The interleukin (IL)-13 inhibitor tralokinumab (Adbry) for atopic dermatitis provided long-term disease control with a good safety profile and improved standard of living (QoL), data from two studies showed.

Interim results from the long-term extension study showed that 82.5% of patients had at the very least 75% improvement in the Eczema Area and Severity Index (EASI-75) after 24 months of follow-up. No new or unexpected adverse events (AEs) occurred in tralokinumab-treated patients, reported Andrew Blauvelt, MD, of the Oregon Medical Research Center in Portland, and co-authors in the Journal of the American Academy of Dermatology.

“Over 24 months, tralokinumab was well tolerated and maintained long-term control of atopic dermatitis in adults,” the authors concluded. “The safety data reported in ECZTEND are in keeping with the placebo-controlled parent trials, with adverse events occurring at lower rates. These results support the long-term, continuous usage of tralokinumab in adults with moderate-to-severe atopic dermatitis.”

A post-hoc analysis of a 32-week study of tralokinumab plus topical corticosteroids showed that patient-reported outcomes (PROs) improved within the initial couple of weeks of treatment and were sustained. After 32 weeks, 70.8% of patients reported improved sleep, and 66.8% had overall improvement in QoL. Almost 90% of patients had clinically meaningful improvement in a single or even more QoL domains, reported Jonathan I. Silverberg, MD, of George Washington University in Washington, D.C., and co-authors in the American Journal of Clinical Dermatology.

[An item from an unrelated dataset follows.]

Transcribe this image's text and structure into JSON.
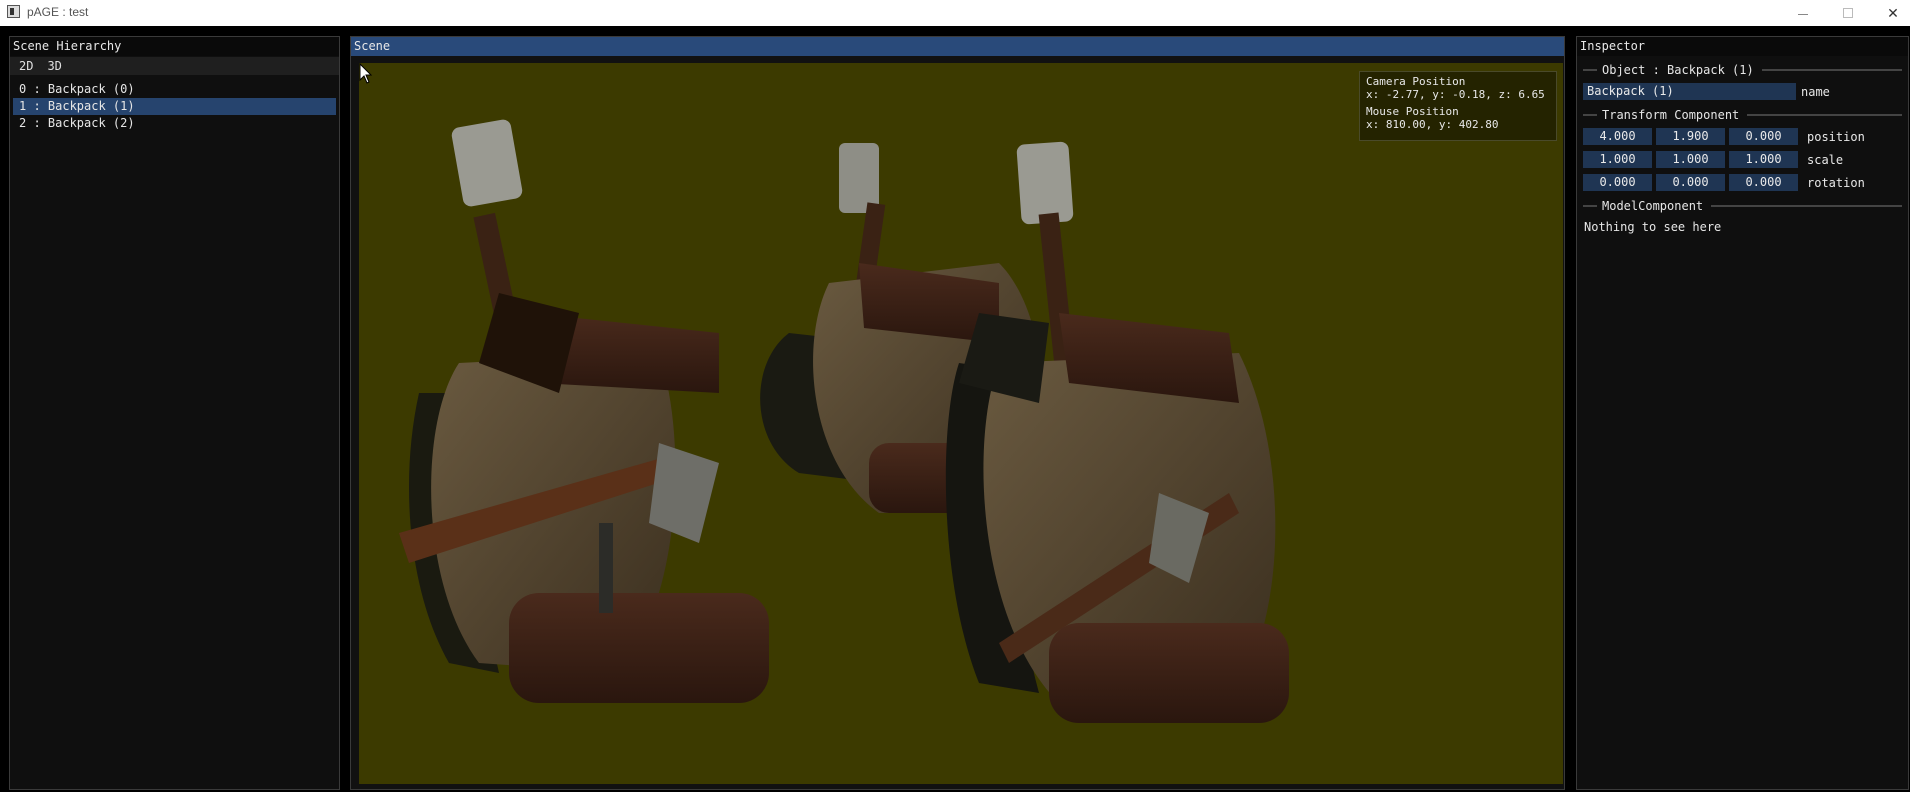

The initial IL-13-specific therapy approved for atopic dermatitis, tralokinumab was evaluated in multiple phase II and phase III trials of patients with moderate-to-severe atopic dermatitis. Participants in those trials had the choice to sign up in ECZTEND, a 5-year extension study to measure the long-term safety and efficacy of tralokinumab.

Pooled Efficacy, Safety Data

Blauvelt and colleagues reported interim safety results for several patients signed up for ECZTEND and efficacy data for patients who had completed 12 months of treatment in a parent trial of tralokinumab and 12 months in the extension study. The analysis population comprised a heterogeneous band of patients, some who had received tralokinumab because the beginning of a parent trial among others who didn’t have the IL-13 inhibitor until searching for ECZTEND.

The 2-year efficacy analysis included 345 patients with even distribution of moderate or severe atopic dermatitis by Investigator Global Assessment (IGA) at the baseline of the parent trials. At the ECZTEND baseline, 30.4% of patients had moderate disease activity and 5.8% had severe disease activity. Median EASI score was 26.7 at the parent trials’ baseline and 4.7 at enrollment in ECZTEND.

The safety analysis included 1,174 patients treated for 1,235.7 patient-years. Long-term usage of tralokinumab was of a safety profile in keeping with AEs in the parent trials. The most typical AEs in the parent and extension trials were upper respiratory system infection and atopic dermatitis. AEs resulting in discontinuation occurred less frequently in the ECZTEND study.

Through the parent trials, 82.8% of 612 patients met EASI-75 response criteria, 61.0% met EASI-90 criteria, and 49.7% had IGA scores of 0/1 (clear/almost clear) after 12 months of treatment with tralokinumab. For the subgroup of patients who had yet another year of treatment in the ECZTEND study (n=345), response rates were 82.5% for EASI-75, 59.8% for EASI-90, and 48.1% for IGA 0/1. Median EASI improvement for the 2-year subgroup was 88.0%.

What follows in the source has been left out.